Tweet Review – NoStopping, NoWarping, NoDying does all 3 very well, a Beaches for video game playing dudes, and that’s a compliment – 5 stars
When the lights came up after the Fringe show No Stopping, No Warping, No Dying was over, Mom turned to me, impressed, and said, “That was very good.”
“It’s not really bread. It’s Jesus by the time you eat it.”
I freely at admit to knowing next to nothing about video games or gaming culture. Just something I missed. So I was wondering how much I’d enjoy No Stopping, No Warping, No Dying. Even after their Out of Towner Showcase preview with the hilarious Ten Commandments rap song, and the obvious chemistry between the two actors that convinced me to give the show a try. Would I feel left out by a bunch of inside jokes? Nope. The play told me all I needed to know without clunky exposition. I picked up the knowledge I needed as I went along, following the lives of two friends from their childhood days through adulthood.
“I still have three lives left and you’ll be dead soon.”
And since I’m gay, of course I made a Beaches reference in that tweet. No Stopping, No Warping, No Dying has more than a little bit in common with the general trajectory of the plot of Beaches, even if Gavin Reedy has little in common with Barbara Hershey other than being a brunette, and amusing as he was, I don’t think anyone would confuse Charles Askenaizer with Bette Midler.
“If I was your dad, I wouldn’t leave your mom. Never. Your mom’s hot.”

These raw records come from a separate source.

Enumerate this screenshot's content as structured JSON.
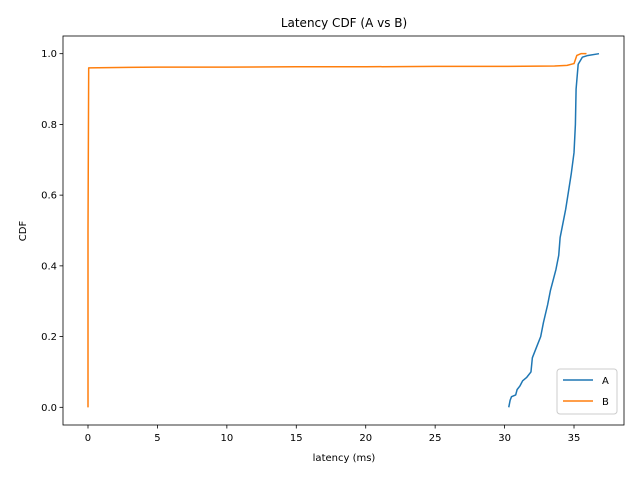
{
  "chart_data": {
    "type": "line",
    "title": "Latency CDF (A vs B)",
    "xlabel": "latency (ms)",
    "ylabel": "CDF",
    "xlim": [
      -1.8,
      38.6
    ],
    "ylim": [
      -0.05,
      1.05
    ],
    "x_ticks": [
      0,
      5,
      10,
      15,
      20,
      25,
      30,
      35
    ],
    "y_ticks": [
      0.0,
      0.2,
      0.4,
      0.6,
      0.8,
      1.0
    ],
    "x_tick_labels": [
      "0",
      "5",
      "10",
      "15",
      "20",
      "25",
      "30",
      "35"
    ],
    "y_tick_labels": [
      "0.0",
      "0.2",
      "0.4",
      "0.6",
      "0.8",
      "1.0"
    ],
    "grid": false,
    "legend_position": "lower-right",
    "series": [
      {
        "name": "A",
        "color": "#1f77b4",
        "points": [
          [
            30.3,
            0.0
          ],
          [
            30.4,
            0.02
          ],
          [
            30.5,
            0.03
          ],
          [
            30.8,
            0.035
          ],
          [
            30.9,
            0.05
          ],
          [
            31.1,
            0.06
          ],
          [
            31.3,
            0.075
          ],
          [
            31.6,
            0.085
          ],
          [
            31.9,
            0.1
          ],
          [
            32.0,
            0.14
          ],
          [
            32.3,
            0.17
          ],
          [
            32.6,
            0.2
          ],
          [
            32.8,
            0.24
          ],
          [
            33.1,
            0.29
          ],
          [
            33.3,
            0.33
          ],
          [
            33.5,
            0.36
          ],
          [
            33.7,
            0.39
          ],
          [
            33.9,
            0.43
          ],
          [
            34.0,
            0.48
          ],
          [
            34.2,
            0.52
          ],
          [
            34.4,
            0.56
          ],
          [
            34.6,
            0.61
          ],
          [
            34.8,
            0.66
          ],
          [
            35.0,
            0.72
          ],
          [
            35.1,
            0.8
          ],
          [
            35.15,
            0.9
          ],
          [
            35.3,
            0.97
          ],
          [
            35.6,
            0.99
          ],
          [
            36.0,
            0.995
          ],
          [
            36.8,
            1.0
          ]
        ]
      },
      {
        "name": "B",
        "color": "#ff7f0e",
        "points": [
          [
            0.0,
            0.0
          ],
          [
            0.0,
            0.5
          ],
          [
            0.05,
            0.96
          ],
          [
            5.0,
            0.962
          ],
          [
            10.0,
            0.962
          ],
          [
            15.0,
            0.963
          ],
          [
            20.0,
            0.963
          ],
          [
            25.0,
            0.964
          ],
          [
            30.0,
            0.964
          ],
          [
            33.6,
            0.965
          ],
          [
            34.5,
            0.967
          ],
          [
            35.0,
            0.972
          ],
          [
            35.2,
            0.995
          ],
          [
            35.5,
            1.0
          ],
          [
            35.9,
            1.0
          ]
        ]
      }
    ]
  }
}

Ed Krystosek’s script leapfrogs nimbly in short scenes through these young men’s lives until they have families and children of their own to contend with. The actors working with director Peter Connor make the sometimes abrupt emotional transitions work. The transitions between scenes and passage of time are accompanied by amusing electronic versions of pop songs old and new filtered through the sound system of a gaming console. Speaking of gaming consoles, the most significant part of the set is an enormous replica of an old school Nintendo Entertainment System. The super-Nintendo opens up in several different combinations to be a sofa, a couple of chairs or a bed, and is another part of the production’s peculiar charm.

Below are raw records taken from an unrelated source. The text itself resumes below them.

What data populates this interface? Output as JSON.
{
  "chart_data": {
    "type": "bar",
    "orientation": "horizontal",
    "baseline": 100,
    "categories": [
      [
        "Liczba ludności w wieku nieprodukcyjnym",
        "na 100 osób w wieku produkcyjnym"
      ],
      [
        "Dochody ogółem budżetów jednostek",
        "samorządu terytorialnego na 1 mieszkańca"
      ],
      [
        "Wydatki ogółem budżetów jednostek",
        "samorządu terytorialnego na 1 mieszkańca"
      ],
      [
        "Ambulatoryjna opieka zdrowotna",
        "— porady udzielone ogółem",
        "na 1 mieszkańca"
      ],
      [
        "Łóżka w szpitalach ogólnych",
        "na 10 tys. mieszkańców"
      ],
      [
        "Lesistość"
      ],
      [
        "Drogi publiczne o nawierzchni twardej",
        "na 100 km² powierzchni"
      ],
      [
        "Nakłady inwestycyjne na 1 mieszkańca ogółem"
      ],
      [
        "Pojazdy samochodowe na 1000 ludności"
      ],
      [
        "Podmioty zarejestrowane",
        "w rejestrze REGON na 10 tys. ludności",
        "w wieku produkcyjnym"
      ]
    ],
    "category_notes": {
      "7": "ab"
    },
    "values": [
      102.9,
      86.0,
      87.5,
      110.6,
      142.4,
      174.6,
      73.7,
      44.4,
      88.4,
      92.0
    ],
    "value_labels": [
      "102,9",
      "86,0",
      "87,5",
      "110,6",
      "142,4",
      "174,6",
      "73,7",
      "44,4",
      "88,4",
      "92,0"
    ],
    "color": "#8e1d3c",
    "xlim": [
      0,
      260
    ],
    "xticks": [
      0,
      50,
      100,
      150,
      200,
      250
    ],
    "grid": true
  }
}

“You really don’t get how jokes work, do you? You’re just funny every now and again out of dumb luck.”
The guys are known only as Player 1 (Askenaizer) and Player 2 (Reedy), but even though we don’t know their names, we know these guys. We meet the boys when they discover the joys of Nintendo as a confirmation present for Player 1. Player 2’s parents’ troubled marriage unravels over the course of a few quick scenes, and then Player 1’s family needs to move away. The boys’ bond survives, however, and they meet up again at college, rooming together and playing games long into the night. Of course there is a fight over a girl which leads to a fight on the eve of graduation pushing the two men apart for 12 years.

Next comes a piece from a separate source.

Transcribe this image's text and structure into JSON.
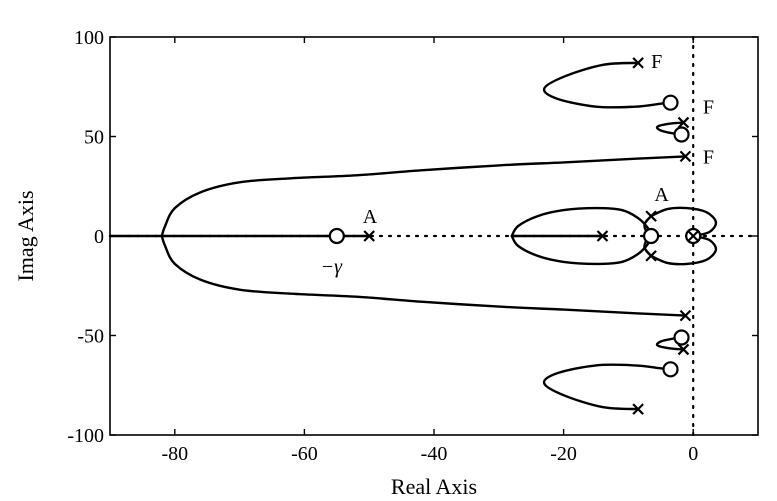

“Always forward, never straight – something my gay uncle says.”
But when Player 2’s life starts to fall apart after two significant shocks I won’t spoil here, Player 1 reenters his life and becomes the strong foundation of support Player 2 needs to make tough decisions and preparations for their shared future.
“Aren’t I entitled to a month of breakup sex and awkward breakfasts?”
There’s a lot of laughter here, some easy, some borderline. The very theatrical conceit of the rapid passage of time and the big gaming console as setting is further tweaked by asides to the audience, but oddly they don’t distract from the story at hand, or the reality of the men’s situation. Equal credit goes to script, actors and director on that score. While the audience is never not aware they’re watching a play, even with the short scenes the viewer is drawn in by the intensity of the situations and the truth of the performances.
“Promise me you will read Harry Potter so you can talk to the girls. How are you supposed to teach them anything if you don’t know Dumbledore?”
No Stopping, No Warping, No Dying also has a great feel for how guys often just refuse to deal with their emotions, and the violent outbursts that arise when they’re trying to keep from letting someone close enough to hurt them. It also nails the power of a bond between two people with real history together. It may not be a romance, but it’s more than just a bromance. These guys are brothers in every way that counts. The actors make you believe the intensity (and awkwardness) of this connection. It’s something the play needs to work when it pushes into the adult years of these men’s lives together.
“Tell me a story.”
“Close your eyes. Once upon a time there were two best friends. And one of them was given an incredible gift.”
The fact that No Stopping, No Warping, No Dying covers so much ground quickly and believably is a little marvel. It’s one well worth seeing before the Fringe Festival draws to a close and these guys head back to Chicago. Hopefully they like us, and they’ll come back again with something else soon.